Quellen
Haager Übereinkommen über das auf die Rechtsnachfolge von Todes wegen anwendbare Recht vom 1. August 1989 (HErbÜb); Haager Übereinkommen von 1961 über das auf die Form letztwilliger Verfügungen anzuwendende Recht; Erbrechtskollisionsgesetz vom 04. September 1996 (WCErf) vom 01.10.1996
Erbfälle bis zum 17. August 2015
Gemäß Art. 1 WCErf gelten die Kernvorschriften des HErbÜb (Art. 7 Abs. 2 HErbÜb) in den Niederlanden als autonomes internationales Erbrecht.
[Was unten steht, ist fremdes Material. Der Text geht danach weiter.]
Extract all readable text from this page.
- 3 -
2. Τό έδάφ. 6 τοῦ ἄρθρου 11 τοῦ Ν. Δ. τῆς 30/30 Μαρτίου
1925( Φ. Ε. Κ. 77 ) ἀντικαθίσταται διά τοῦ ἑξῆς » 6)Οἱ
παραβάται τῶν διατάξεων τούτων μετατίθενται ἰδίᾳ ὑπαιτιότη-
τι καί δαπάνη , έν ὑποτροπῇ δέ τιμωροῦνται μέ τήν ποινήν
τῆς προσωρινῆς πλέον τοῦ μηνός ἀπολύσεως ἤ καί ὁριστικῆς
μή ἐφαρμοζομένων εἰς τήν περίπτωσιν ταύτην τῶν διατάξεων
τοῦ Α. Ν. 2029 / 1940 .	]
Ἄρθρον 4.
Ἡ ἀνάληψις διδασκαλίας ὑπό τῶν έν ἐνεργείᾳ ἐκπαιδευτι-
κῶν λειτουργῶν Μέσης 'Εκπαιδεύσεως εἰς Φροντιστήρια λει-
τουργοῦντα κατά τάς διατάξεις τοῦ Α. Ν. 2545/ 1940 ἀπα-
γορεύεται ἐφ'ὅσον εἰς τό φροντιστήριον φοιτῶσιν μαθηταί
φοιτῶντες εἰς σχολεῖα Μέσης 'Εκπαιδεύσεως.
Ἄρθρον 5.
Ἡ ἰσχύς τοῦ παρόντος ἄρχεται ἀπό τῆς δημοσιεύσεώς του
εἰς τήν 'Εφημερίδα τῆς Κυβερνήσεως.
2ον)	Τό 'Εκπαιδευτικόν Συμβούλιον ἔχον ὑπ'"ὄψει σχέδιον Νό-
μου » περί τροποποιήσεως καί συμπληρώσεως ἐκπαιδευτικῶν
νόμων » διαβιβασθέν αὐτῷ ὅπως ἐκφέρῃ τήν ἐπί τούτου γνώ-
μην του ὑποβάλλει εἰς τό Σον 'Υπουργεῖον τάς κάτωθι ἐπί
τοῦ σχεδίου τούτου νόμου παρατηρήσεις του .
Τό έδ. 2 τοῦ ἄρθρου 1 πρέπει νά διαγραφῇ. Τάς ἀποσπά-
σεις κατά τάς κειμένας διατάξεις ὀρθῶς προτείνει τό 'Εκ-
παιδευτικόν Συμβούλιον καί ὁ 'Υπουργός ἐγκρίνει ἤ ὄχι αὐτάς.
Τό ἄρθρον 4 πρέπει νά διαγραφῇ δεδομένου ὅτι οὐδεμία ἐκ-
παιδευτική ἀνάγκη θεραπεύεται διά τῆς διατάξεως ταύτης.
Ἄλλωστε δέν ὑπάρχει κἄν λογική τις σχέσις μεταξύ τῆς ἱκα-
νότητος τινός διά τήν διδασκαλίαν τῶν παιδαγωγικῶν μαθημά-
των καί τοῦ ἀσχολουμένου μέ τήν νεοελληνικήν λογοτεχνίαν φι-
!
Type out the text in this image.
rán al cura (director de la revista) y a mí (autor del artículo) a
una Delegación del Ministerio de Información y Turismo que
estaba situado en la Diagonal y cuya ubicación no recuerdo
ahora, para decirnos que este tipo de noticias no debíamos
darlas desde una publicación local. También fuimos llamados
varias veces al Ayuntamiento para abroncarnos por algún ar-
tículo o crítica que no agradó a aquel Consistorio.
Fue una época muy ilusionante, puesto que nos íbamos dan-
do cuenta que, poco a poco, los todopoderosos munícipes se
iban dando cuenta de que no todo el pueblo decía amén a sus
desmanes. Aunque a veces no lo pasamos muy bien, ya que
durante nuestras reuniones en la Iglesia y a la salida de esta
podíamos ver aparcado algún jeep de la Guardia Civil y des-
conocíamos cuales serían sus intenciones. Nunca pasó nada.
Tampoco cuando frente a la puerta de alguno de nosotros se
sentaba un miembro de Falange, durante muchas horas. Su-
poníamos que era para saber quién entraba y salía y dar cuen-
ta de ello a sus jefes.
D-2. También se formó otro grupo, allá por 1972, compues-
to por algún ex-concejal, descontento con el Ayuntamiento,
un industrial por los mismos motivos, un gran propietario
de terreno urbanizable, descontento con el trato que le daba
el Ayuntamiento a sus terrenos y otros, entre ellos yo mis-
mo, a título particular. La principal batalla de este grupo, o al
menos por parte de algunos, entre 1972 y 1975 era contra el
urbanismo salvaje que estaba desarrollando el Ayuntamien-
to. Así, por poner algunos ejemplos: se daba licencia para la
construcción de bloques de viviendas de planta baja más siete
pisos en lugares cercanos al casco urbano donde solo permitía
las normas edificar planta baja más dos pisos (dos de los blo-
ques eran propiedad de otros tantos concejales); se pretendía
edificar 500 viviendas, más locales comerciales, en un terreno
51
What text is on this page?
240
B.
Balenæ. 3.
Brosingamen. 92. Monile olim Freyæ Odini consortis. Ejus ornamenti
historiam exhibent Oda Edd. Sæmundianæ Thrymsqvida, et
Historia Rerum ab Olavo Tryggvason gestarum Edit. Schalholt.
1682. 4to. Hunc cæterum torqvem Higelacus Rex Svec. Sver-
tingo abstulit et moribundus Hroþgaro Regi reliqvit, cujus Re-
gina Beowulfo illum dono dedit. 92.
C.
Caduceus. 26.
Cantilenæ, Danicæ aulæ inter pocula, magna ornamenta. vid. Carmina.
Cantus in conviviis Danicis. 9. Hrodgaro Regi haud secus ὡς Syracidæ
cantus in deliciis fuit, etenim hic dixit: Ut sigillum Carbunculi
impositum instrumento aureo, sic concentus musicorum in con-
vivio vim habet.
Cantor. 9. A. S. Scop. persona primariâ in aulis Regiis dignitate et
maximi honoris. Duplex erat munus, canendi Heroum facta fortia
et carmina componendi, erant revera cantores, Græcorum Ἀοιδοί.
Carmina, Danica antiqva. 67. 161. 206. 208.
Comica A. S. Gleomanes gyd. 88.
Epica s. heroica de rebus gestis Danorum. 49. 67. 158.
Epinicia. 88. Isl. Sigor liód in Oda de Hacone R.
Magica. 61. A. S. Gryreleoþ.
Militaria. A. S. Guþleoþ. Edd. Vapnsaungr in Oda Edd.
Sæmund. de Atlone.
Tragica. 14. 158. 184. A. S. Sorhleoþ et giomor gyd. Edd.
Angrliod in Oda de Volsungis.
Andere Fragen, z.B. Testamentsauslegung und Testierfähigkeit unterliegen somit nicht dem HErbÜb (vgl. Eule, ZEV 2007 S. 219). Die Nachlassabwicklung und -verteilung und die Befugnisse des Nachlassverwalters, richten sich hingegen nach Art. 4 u. 5 WCErf. Danach ist niederländisches Erbrecht anzuwenden, wenn der Erblasser seinen letzten Wohnsitz in den Niederlanden hatte. Welches Recht auf die Nachlassabwicklung und Verteilung bei Wohnsitz des Erblassers außerhalb der Niederlande anzuwenden ist, ist strittig (vgl. zum Streitstand: Eule, ZEV 2007 S. 219). Nach meiner Auffassung ist insoweit wie in den anglo - amerikanischen Staaten auf die lex fori abzustellen.
Erbfälle ab dem 17. August 2015
Die Niederlande sind Mitgliedsstaat der am 17. August 2012 in Kraft getretenen EuErbVO und somit bestimmt sich das auf die Rechtsnachfolge von Todes wegen anzuwendenden Erbrecht im Hinblick auf Personen, die am 17. August 2015 oder danach verstorben sind, nach der EuErbVO (Art. 83 Abs. 1 EuErbVO). Vorwirkungen entfaltet die EuErbVO allerdings im Hinblick auf die Rechtswahl und die formelle und materielle Wirksamkeit. Internationale Übereinkommen der Niederlande gehen den Regeln der EuErbVO vor (Art. 75 EuErbVO).